An old way of doing municipal business—generating development fees by opening farmland to development—is no longer paying dividends. Mississauga, Ontario serves as a cautionary tale for the bottom line of sprawl.

2 minute read

January 6, 2022, 10:00 AM PST

By James Brasuell @CasualBrasuell


An aerial view of Mississauga, Ontario, with Lake Ontario in the background.

Reimar / Shutterstock

Mississauga, Ontario developed horizontally for decades. Now some say it should serve as a cautionary tale as parts of the province consider whether to expand urban growth boundaries.  

Oliver Moore reports on the moment of reckoning in Mississauga, Ontario, where developments are planned on the final pieces of untouched land in the city.

"The city was once a bedroom community of Toronto so synonymous with suburbia that its long-time mayor was known as the Queen of Sprawl," according to Moore. While the city has started to build up, it also continued to build out.

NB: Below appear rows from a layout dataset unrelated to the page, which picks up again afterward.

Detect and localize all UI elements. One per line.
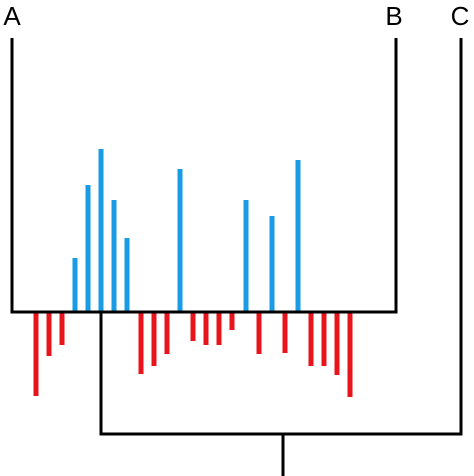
bar-group [33, 149, 353, 397]
tree-branches [10, 38, 463, 476]
node-label: A [3, 1, 21, 31]
node-label: B [385, 1, 402, 31]
node-label: C [451, 1, 470, 31]
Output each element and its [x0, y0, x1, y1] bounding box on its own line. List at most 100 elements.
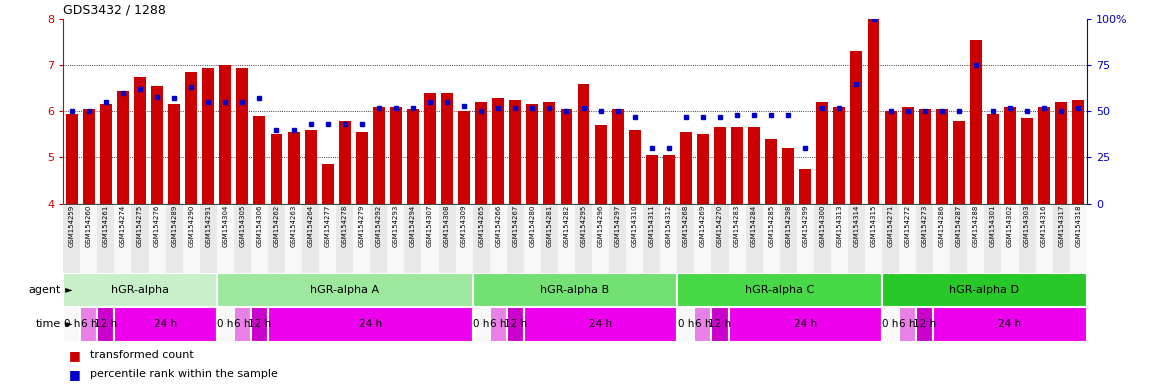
Text: ■: ■	[69, 368, 85, 381]
Bar	[370, 204, 388, 273]
Bar	[270, 134, 283, 204]
Bar	[151, 86, 163, 204]
Bar	[100, 104, 112, 204]
Bar	[882, 273, 1087, 307]
Bar	[422, 204, 438, 273]
Bar	[595, 125, 606, 204]
Bar	[1021, 118, 1033, 204]
Text: GSM154284: GSM154284	[751, 205, 757, 247]
Bar	[83, 109, 94, 204]
Bar	[917, 307, 934, 342]
Text: 24 h: 24 h	[589, 319, 612, 329]
Text: GSM154306: GSM154306	[256, 205, 262, 247]
Bar	[540, 204, 558, 273]
Bar	[200, 204, 216, 273]
Bar	[660, 204, 677, 273]
Text: GSM154264: GSM154264	[307, 205, 314, 247]
Bar	[490, 307, 507, 342]
Bar	[1002, 204, 1019, 273]
Bar	[336, 204, 353, 273]
Bar	[677, 307, 695, 342]
Text: percentile rank within the sample: percentile rank within the sample	[90, 369, 277, 379]
Bar	[695, 307, 712, 342]
Text: GSM154286: GSM154286	[938, 205, 945, 247]
Bar	[253, 116, 266, 204]
Bar	[899, 204, 917, 273]
Bar	[166, 204, 183, 273]
Text: GSM154314: GSM154314	[853, 205, 859, 247]
Text: 12 h: 12 h	[708, 319, 731, 329]
Text: GSM154311: GSM154311	[649, 205, 654, 247]
Text: ■: ■	[69, 349, 85, 362]
Text: GSM154289: GSM154289	[171, 205, 177, 247]
Text: GSM154266: GSM154266	[496, 205, 501, 247]
Bar	[830, 204, 848, 273]
Bar	[680, 132, 692, 204]
Bar	[131, 204, 148, 273]
Bar	[185, 72, 197, 204]
Bar	[677, 273, 882, 307]
Text: 12 h: 12 h	[248, 319, 271, 329]
Text: GSM154310: GSM154310	[631, 205, 638, 247]
Bar	[884, 111, 897, 204]
Bar	[919, 109, 930, 204]
Bar	[81, 204, 98, 273]
Text: GSM154305: GSM154305	[239, 205, 245, 247]
Bar	[322, 164, 334, 204]
Text: 0 h: 0 h	[473, 319, 490, 329]
Text: GSM154308: GSM154308	[444, 205, 450, 247]
Text: GSM154297: GSM154297	[614, 205, 621, 247]
Bar	[183, 204, 200, 273]
Bar	[917, 204, 934, 273]
Bar	[816, 102, 828, 204]
Bar	[355, 132, 368, 204]
Text: GSM154292: GSM154292	[376, 205, 382, 247]
Bar	[934, 307, 1087, 342]
Bar	[627, 204, 643, 273]
Bar	[780, 204, 797, 273]
Bar	[66, 114, 78, 204]
Bar	[1070, 204, 1087, 273]
Text: 24 h: 24 h	[359, 319, 382, 329]
Text: hGR-alpha C: hGR-alpha C	[745, 285, 814, 295]
Text: GSM154261: GSM154261	[102, 205, 109, 247]
Bar	[63, 307, 80, 342]
Bar	[98, 204, 115, 273]
Bar	[1056, 102, 1067, 204]
Bar	[899, 307, 917, 342]
Bar	[524, 307, 677, 342]
Bar	[834, 107, 845, 204]
Bar	[455, 204, 473, 273]
Bar	[98, 307, 115, 342]
Text: 0 h: 0 h	[882, 319, 899, 329]
Text: GSM154273: GSM154273	[921, 205, 928, 247]
Bar	[388, 204, 405, 273]
Bar	[1036, 204, 1052, 273]
Bar	[934, 204, 950, 273]
Bar	[216, 204, 233, 273]
Bar	[475, 102, 488, 204]
Text: GSM154300: GSM154300	[819, 205, 826, 247]
Text: time: time	[36, 319, 61, 329]
Text: GSM154293: GSM154293	[393, 205, 399, 247]
Text: GSM154270: GSM154270	[716, 205, 723, 247]
Text: GSM154298: GSM154298	[785, 205, 791, 247]
Bar	[407, 109, 419, 204]
Text: 24 h: 24 h	[793, 319, 816, 329]
Text: GSM154315: GSM154315	[871, 205, 876, 247]
Text: GSM154290: GSM154290	[189, 205, 194, 247]
Text: GSM154260: GSM154260	[86, 205, 92, 247]
Bar	[867, 19, 880, 204]
Bar	[695, 204, 712, 273]
Text: GSM154288: GSM154288	[973, 205, 979, 247]
Bar	[544, 102, 555, 204]
Text: GSM154274: GSM154274	[120, 205, 126, 247]
Bar	[987, 114, 999, 204]
Bar	[677, 204, 695, 273]
Bar	[1072, 100, 1084, 204]
Text: transformed count: transformed count	[90, 350, 193, 360]
Bar	[251, 307, 268, 342]
Bar	[950, 204, 967, 273]
Text: GSM154259: GSM154259	[69, 205, 75, 247]
Bar	[438, 204, 455, 273]
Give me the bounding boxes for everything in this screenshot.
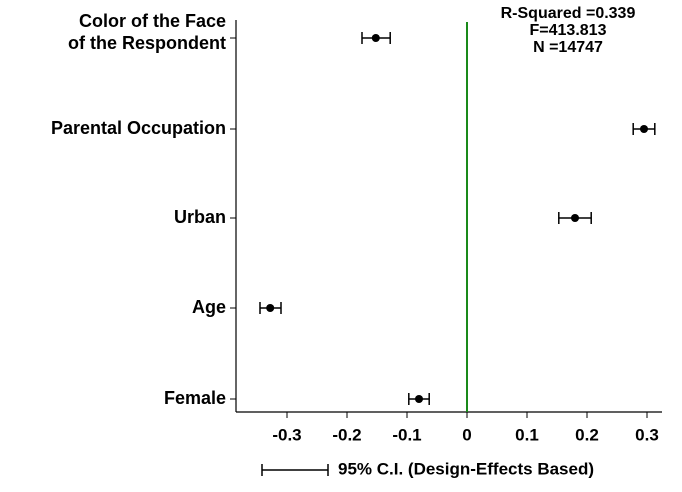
- annotation: R-Squared =0.339: [501, 5, 636, 22]
- x-tick-label: -0.3: [272, 425, 301, 444]
- point: [571, 214, 579, 222]
- x-tick-label: 0.3: [635, 425, 659, 444]
- x-tick-label: 0: [462, 425, 471, 444]
- point: [266, 304, 275, 312]
- y-tick-label: Parental Occupation: [51, 118, 226, 138]
- point: [415, 395, 423, 403]
- x-tick-label: 0.2: [575, 425, 599, 444]
- annotation: F=413.813: [530, 22, 607, 39]
- y-tick-label: Color of the Face: [79, 11, 226, 31]
- point: [640, 125, 648, 133]
- y-tick-label: Female: [164, 388, 226, 408]
- x-tick-label: 0.1: [515, 425, 539, 444]
- y-tick-label: Age: [192, 297, 226, 317]
- y-tick-label: of the Respondent: [68, 33, 226, 53]
- point: [371, 34, 380, 42]
- y-tick-label: Urban: [174, 207, 226, 227]
- annotation: N =14747: [533, 39, 603, 56]
- x-tick-label: -0.2: [332, 425, 361, 444]
- legend-label: 95% C.I. (Design-Effects Based): [338, 459, 594, 478]
- x-tick-label: -0.1: [392, 425, 421, 444]
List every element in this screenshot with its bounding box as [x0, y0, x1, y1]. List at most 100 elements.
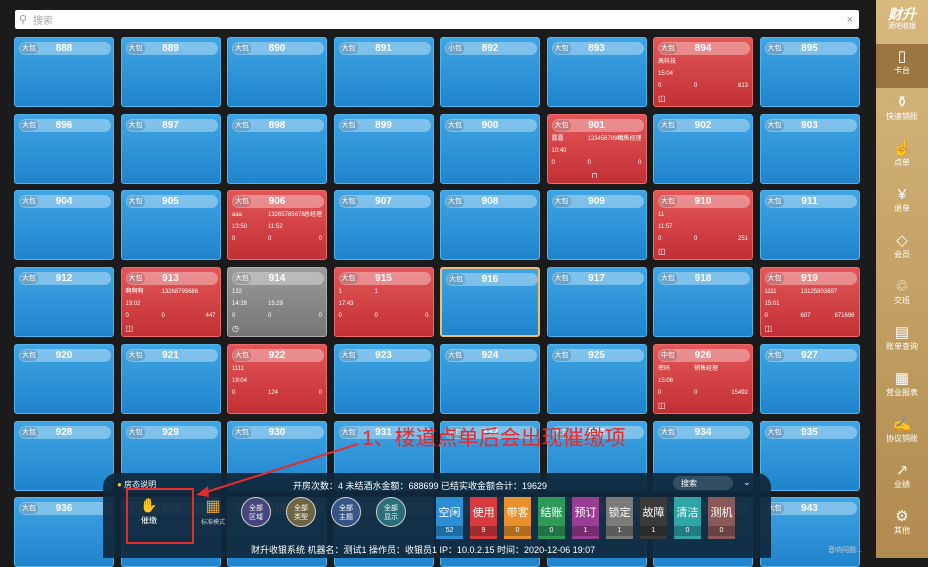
room-type-badge: 大包: [20, 196, 38, 208]
room-type-badge: 大包: [339, 43, 358, 54]
room-card-936[interactable]: 大包 936: [14, 497, 114, 567]
status-filter-3[interactable]: 结账 0: [538, 497, 565, 539]
room-card-894[interactable]: 大包 894 高科技 15:04 0 0 813 ◫: [653, 37, 753, 107]
sidebar-item-1[interactable]: ⚱ 快速销账: [876, 90, 928, 134]
room-card-914[interactable]: 大包 914 132 14:28 15:29 0 0 0 ◷: [227, 267, 327, 338]
room-card-923[interactable]: 大包 923: [333, 343, 434, 414]
room-card-898[interactable]: 大包 898: [227, 113, 327, 184]
clear-icon[interactable]: ×: [846, 13, 853, 26]
status-filter-5[interactable]: 锁定 1: [606, 497, 633, 539]
filter-button-2[interactable]: 全部 主题: [331, 497, 361, 527]
mode-button[interactable]: ▦ 标准模式: [197, 497, 229, 526]
status-filter-0[interactable]: 空闲 52: [436, 497, 463, 539]
sidebar-item-7[interactable]: ▦ 营业报表: [876, 366, 928, 410]
room-card-915[interactable]: 大包 915 1 1 17:43 0 0 0: [333, 267, 434, 338]
room-header: [338, 272, 431, 286]
room-header: [125, 425, 218, 439]
room-type-badge: 小包: [446, 43, 464, 54]
room-detail: 15492: [731, 389, 748, 396]
room-detail: 0: [658, 83, 662, 89]
status-filter-7[interactable]: 清洁 0: [674, 497, 701, 539]
status-filter-1[interactable]: 使用 9: [470, 497, 497, 539]
room-header: [658, 348, 750, 362]
room-card-926[interactable]: 中包 926 密码 销售经理 15:06 0 0 15492 ◫: [653, 343, 753, 414]
filter-button-1[interactable]: 全部 类型: [286, 497, 316, 527]
room-header: [551, 195, 644, 209]
search-input[interactable]: 搜索: [33, 16, 53, 27]
sidebar-item-3[interactable]: ¥ 退单: [876, 182, 928, 226]
room-card-897[interactable]: 大包 897: [120, 113, 221, 184]
room-header: [764, 42, 857, 55]
status-filter-2[interactable]: 带客 0: [504, 497, 531, 539]
room-card-908[interactable]: 大包 908: [440, 190, 540, 261]
room-card-904[interactable]: 大包 904: [14, 190, 114, 261]
sidebar-item-0[interactable]: ▯ 卡台: [876, 44, 928, 88]
filter-button-3[interactable]: 全部 显示: [376, 497, 406, 527]
room-card-925[interactable]: 大包 925: [546, 343, 647, 414]
search-bar[interactable]: ⚲ 搜索 ×: [15, 10, 859, 29]
room-type-badge: 大包: [20, 349, 38, 361]
sidebar-item-10[interactable]: ⚙ 其他: [876, 504, 928, 548]
room-card-893[interactable]: 大包 893: [546, 37, 647, 107]
room-card-896[interactable]: 大包 896: [14, 113, 114, 184]
room-card-910[interactable]: 大包 910 11 11:57 0 0 251 ◫: [653, 190, 753, 261]
room-detail: 啊啊啊: [125, 289, 144, 296]
room-card-906[interactable]: 大包 906 aaa 13265785678 总经理 13:50 11:52 0 0 0: [227, 190, 327, 261]
room-number: 905: [162, 196, 179, 208]
room-card-909[interactable]: 大包 909: [546, 190, 647, 261]
room-type-badge: 大包: [765, 426, 784, 438]
sidebar-item-6[interactable]: ▤ 账单查询: [876, 320, 928, 364]
legend-link[interactable]: ● 房态说明: [117, 479, 156, 490]
urge-button[interactable]: ✋ 催缴: [129, 495, 169, 537]
collapse-icon[interactable]: ⌄: [743, 477, 751, 487]
cube-icon: ◫: [658, 94, 666, 103]
room-card-905[interactable]: 大包 905: [120, 190, 221, 261]
room-card-919[interactable]: 大包 919 1111 13125803697 15:01 0 607 671696 ◫: [759, 267, 860, 338]
sidebar-item-2[interactable]: ☝ 点单: [876, 136, 928, 180]
sidebar-item-9[interactable]: ↗ 业绩: [876, 458, 928, 502]
room-card-888[interactable]: 大包 888: [14, 37, 114, 107]
room-detail: 0: [658, 236, 662, 243]
status-filter-4[interactable]: 预订 1: [572, 497, 599, 539]
room-card-892[interactable]: 小包 892: [440, 37, 540, 107]
room-card-891[interactable]: 大包 891: [333, 37, 434, 107]
room-card-902[interactable]: 大包 902: [653, 113, 753, 184]
room-card-927[interactable]: 大包 927: [759, 343, 860, 414]
room-card-928[interactable]: 大包 928: [14, 420, 114, 491]
room-card-890[interactable]: 大包 890: [227, 37, 327, 107]
room-detail: 0: [551, 159, 555, 166]
room-card-943[interactable]: 大包 943: [759, 497, 860, 567]
room-type-badge: 大包: [126, 273, 145, 285]
room-card-895[interactable]: 大包 895: [759, 37, 860, 107]
room-type-badge: 大包: [20, 273, 38, 285]
sidebar-item-4[interactable]: ◇ 会员: [876, 228, 928, 272]
room-card-918[interactable]: 大包 918: [653, 267, 753, 338]
cart-icon: ⊓: [591, 170, 598, 180]
room-card-907[interactable]: 大包 907: [333, 190, 434, 261]
room-card-899[interactable]: 大包 899: [333, 113, 434, 184]
room-number: 921: [162, 349, 179, 361]
status-filter-8[interactable]: 测机 0: [708, 497, 735, 539]
sidebar-item-5[interactable]: ♲ 交班: [876, 274, 928, 318]
room-card-901[interactable]: 大包 901 露露 12345678901 销售经理 10:40 0 0 0 ⊓: [546, 113, 647, 184]
room-card-911[interactable]: 大包 911: [759, 190, 860, 261]
room-number: 931: [375, 426, 392, 438]
room-card-935[interactable]: 大包 935: [759, 420, 860, 491]
room-card-922[interactable]: 大包 922 1111 19:04 0 124 0: [227, 343, 327, 414]
room-card-900[interactable]: 大包 900: [440, 113, 540, 184]
status-filter-6[interactable]: 故障 1: [640, 497, 667, 539]
room-card-889[interactable]: 大包 889: [120, 37, 221, 107]
room-card-917[interactable]: 大包 917: [546, 267, 647, 338]
filter-button-0[interactable]: 全部 区域: [241, 497, 271, 527]
sidebar-item-8[interactable]: ✍ 协议销账: [876, 412, 928, 456]
room-card-912[interactable]: 大包 912: [14, 267, 114, 338]
room-detail: 13268795686: [161, 289, 199, 296]
room-card-913[interactable]: 大包 913 啊啊啊 13268795686 19:02 0 0 447 ◫: [120, 267, 221, 338]
room-card-921[interactable]: 大包 921: [120, 343, 221, 414]
room-card-916[interactable]: 大包 916: [440, 267, 540, 338]
room-card-920[interactable]: 大包 920: [14, 343, 114, 414]
panel-search-button[interactable]: 搜索: [673, 476, 733, 490]
room-card-903[interactable]: 大包 903: [759, 113, 860, 184]
status-count: 1: [640, 526, 667, 536]
room-card-924[interactable]: 大包 924: [440, 343, 540, 414]
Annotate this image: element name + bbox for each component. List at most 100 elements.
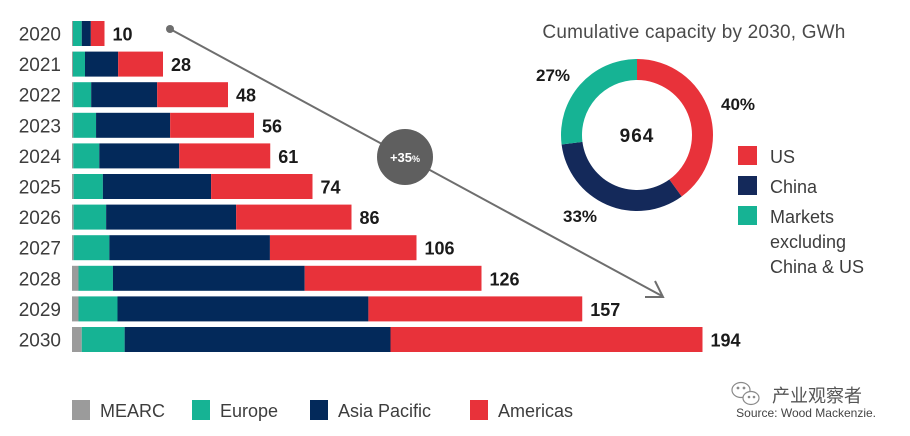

The story of sprawl is common in Southern Ontario, according to Moore. "Sprawl is also being embraced enthusiastically still by city leaders across Southern Ontario. And as provincial politicians at Queen’s Park push for the expansion of many municipal boundaries, in the name of helping home affordability, observers warn that Mississauga’s experience should be a red flag." Opponents of ongoing sprawl say that previous development patterns were made in a different era of car dependence, and the time has come to "fix the expensive mistakes of the past."

The article includes documentation of how expensive Mississauga has become: "With diminishing prospects for more sprawl – and the associated fees it generated – Mississauga in 2012 instituted a special levy to try to pay down the snowballing bill for infrastructure repairs. Property taxes also started to rise dramatically in the same decade."

In November, regional leaders in the York region, located on the other end of the Toronto metropolitan area, voted to change the designation of 1,400 acres of its greenbelt from agricultural to rural.